しかし、汗をかいてシャワーを浴びて、心身が爽快になるのは合気道だけではないだろう。他の武道でもスポーツでもそれはできる。だが、禊であるとはいわないだろう。合気道には、他のモノにはない、または、目的としていない何ものかがあって、禊になるのではないだろうか。
合気道では「宇宙の魂の緒の糸筋を浄めて、気の世界・気・流体・柔体・個体の世界というように、各層をすべて浄める禊ぎのわざである」(「武産合気」)という。この禊ぎの技とは、一霊四魂三元八力の宇宙活動の姿である。この宇宙活動である宇宙の道を進み、一霊四魂三元八力の生成化育に神習い、一体化していくことが禊ではないか、と考える。
最初は、体、肉体の禊である。つまり、一霊四魂三元八力の三元である。三元とは、生産霊(△)足産霊(○)玉留霊(□)といわれるが、これを流、柔、剛と考えることにする。
具体的にいうと、流は血液やリンパなどの液体、柔は筋肉、剛は骨である。この三元を浄めていくのである。
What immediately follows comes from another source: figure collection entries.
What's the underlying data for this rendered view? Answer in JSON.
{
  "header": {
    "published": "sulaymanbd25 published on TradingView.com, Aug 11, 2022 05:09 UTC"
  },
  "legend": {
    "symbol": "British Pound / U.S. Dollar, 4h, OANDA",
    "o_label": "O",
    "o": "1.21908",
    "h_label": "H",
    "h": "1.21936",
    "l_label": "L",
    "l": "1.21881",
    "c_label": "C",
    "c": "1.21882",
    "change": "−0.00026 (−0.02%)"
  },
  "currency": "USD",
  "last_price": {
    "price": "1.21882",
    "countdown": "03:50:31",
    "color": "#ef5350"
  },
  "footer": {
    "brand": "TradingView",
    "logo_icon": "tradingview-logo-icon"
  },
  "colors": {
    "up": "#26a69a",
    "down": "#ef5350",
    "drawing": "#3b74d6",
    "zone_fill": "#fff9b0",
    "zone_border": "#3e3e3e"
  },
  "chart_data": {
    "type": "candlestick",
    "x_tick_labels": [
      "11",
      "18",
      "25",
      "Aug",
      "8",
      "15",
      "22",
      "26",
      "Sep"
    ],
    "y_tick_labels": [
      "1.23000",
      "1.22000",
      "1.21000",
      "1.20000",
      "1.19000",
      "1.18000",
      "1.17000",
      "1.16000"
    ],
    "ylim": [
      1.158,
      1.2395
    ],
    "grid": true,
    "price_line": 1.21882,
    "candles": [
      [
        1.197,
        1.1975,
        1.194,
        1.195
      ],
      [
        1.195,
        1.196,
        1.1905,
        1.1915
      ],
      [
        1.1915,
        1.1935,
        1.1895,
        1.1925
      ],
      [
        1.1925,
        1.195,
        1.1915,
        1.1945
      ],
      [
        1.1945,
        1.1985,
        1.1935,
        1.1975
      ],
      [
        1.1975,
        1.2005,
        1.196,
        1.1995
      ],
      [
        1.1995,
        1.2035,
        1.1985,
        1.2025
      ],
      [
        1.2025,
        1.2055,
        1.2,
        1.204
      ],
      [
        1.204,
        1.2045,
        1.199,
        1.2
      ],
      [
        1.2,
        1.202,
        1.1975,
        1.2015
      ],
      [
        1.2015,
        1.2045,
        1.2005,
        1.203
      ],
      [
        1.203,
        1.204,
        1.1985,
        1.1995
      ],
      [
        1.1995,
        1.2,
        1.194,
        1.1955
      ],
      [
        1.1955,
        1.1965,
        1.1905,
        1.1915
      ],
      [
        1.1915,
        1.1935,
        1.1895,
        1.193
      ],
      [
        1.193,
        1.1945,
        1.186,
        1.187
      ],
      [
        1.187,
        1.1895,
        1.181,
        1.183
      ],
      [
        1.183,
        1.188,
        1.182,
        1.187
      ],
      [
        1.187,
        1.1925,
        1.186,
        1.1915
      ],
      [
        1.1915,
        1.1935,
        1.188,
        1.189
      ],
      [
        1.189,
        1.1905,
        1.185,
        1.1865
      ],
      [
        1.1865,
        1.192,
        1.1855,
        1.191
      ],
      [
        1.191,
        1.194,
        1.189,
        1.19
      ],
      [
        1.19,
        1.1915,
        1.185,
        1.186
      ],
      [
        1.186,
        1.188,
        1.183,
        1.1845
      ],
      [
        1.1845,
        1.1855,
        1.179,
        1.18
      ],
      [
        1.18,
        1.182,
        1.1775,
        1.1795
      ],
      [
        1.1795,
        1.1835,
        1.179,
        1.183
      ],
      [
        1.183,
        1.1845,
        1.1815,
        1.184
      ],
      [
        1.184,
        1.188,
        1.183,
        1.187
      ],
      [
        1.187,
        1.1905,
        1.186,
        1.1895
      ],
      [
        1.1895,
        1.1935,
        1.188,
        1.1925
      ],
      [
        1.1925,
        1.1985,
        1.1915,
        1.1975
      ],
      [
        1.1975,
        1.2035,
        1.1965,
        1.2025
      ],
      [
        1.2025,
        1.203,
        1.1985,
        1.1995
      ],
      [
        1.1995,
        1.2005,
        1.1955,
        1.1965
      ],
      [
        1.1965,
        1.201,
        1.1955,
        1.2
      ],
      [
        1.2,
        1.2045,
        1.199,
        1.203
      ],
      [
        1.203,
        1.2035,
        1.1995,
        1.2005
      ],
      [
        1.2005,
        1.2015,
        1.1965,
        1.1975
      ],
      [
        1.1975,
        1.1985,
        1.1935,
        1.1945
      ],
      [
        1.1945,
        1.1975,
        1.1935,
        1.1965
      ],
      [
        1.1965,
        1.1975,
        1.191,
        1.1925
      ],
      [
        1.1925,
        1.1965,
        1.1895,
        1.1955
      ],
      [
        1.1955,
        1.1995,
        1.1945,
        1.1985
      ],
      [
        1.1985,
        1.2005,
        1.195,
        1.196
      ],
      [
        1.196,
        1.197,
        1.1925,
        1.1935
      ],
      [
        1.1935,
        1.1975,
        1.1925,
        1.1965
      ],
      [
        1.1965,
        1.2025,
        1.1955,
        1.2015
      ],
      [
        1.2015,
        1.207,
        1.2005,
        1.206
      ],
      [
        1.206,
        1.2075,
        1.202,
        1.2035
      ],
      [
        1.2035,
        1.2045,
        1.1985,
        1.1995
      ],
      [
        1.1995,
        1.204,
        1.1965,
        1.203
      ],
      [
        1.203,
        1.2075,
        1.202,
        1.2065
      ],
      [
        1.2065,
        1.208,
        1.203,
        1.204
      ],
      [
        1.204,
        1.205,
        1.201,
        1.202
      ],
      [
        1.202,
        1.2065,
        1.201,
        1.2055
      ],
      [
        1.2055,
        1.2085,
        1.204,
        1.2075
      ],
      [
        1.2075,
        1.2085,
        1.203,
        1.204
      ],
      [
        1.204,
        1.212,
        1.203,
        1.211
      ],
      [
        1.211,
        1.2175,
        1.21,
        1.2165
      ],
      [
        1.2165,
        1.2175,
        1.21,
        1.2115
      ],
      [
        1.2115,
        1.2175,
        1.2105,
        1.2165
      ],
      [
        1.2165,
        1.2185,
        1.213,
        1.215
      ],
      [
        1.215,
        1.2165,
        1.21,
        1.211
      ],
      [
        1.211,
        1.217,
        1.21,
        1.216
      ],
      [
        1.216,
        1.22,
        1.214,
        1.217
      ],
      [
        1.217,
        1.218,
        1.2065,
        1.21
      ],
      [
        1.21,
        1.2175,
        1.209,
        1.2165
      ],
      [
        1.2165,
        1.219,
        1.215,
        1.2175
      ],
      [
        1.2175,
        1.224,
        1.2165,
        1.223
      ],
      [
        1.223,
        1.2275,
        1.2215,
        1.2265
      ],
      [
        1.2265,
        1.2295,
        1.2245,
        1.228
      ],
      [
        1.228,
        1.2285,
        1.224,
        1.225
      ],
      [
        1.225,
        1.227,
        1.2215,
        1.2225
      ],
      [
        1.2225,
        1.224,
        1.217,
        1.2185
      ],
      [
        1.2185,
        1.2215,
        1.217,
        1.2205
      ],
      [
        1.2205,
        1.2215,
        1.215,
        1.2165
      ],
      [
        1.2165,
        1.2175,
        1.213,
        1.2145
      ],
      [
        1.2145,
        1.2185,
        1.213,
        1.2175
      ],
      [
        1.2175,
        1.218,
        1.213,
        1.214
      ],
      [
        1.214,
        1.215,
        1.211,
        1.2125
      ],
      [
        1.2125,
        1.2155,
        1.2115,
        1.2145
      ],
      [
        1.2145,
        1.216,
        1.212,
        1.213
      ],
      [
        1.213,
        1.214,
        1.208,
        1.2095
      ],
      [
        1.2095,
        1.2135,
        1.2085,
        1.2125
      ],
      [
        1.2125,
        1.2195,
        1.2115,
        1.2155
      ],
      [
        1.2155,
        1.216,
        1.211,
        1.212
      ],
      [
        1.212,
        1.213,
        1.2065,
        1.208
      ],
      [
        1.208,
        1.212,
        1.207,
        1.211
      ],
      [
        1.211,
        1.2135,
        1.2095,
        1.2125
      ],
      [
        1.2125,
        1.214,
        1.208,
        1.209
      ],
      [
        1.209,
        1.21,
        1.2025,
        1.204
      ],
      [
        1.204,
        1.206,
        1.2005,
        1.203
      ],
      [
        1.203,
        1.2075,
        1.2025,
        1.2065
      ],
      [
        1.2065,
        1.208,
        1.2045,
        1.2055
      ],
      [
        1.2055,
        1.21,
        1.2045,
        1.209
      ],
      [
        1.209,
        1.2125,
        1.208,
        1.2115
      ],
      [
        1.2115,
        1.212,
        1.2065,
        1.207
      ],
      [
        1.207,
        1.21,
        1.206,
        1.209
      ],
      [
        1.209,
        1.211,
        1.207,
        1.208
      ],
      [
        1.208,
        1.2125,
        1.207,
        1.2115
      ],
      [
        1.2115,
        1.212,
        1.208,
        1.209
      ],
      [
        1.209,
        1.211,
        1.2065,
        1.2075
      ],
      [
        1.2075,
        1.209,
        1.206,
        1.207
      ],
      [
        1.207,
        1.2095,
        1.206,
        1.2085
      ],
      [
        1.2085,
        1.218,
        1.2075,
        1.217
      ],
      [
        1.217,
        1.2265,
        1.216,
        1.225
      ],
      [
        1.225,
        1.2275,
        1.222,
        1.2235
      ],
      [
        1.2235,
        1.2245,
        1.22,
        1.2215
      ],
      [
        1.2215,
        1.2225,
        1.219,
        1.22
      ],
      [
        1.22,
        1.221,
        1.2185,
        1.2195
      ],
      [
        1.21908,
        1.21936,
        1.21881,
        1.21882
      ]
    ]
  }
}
血液を浄め、肉体を柔軟にし、骨格を強靭にしていくのである。
肉体の禊は、合気道の稽古で誰でも問題なくやっているだろう。この肉体的禊、三元の禊があるから、合気道は健康法であり、老若男女に愛されるのだろう。
次に、こころの禊である。一霊四魂三元八力の四魂の禊である。四魂とは、奇霊、荒霊、和霊、幸霊である。この一霊の宇宙を創造し、その完成のための生成化育の活動のこころに神習うのである。合気の稽古を通して、この四魂を技に取り入れ、宇宙に近づいていくのである。それが禊である、と考える。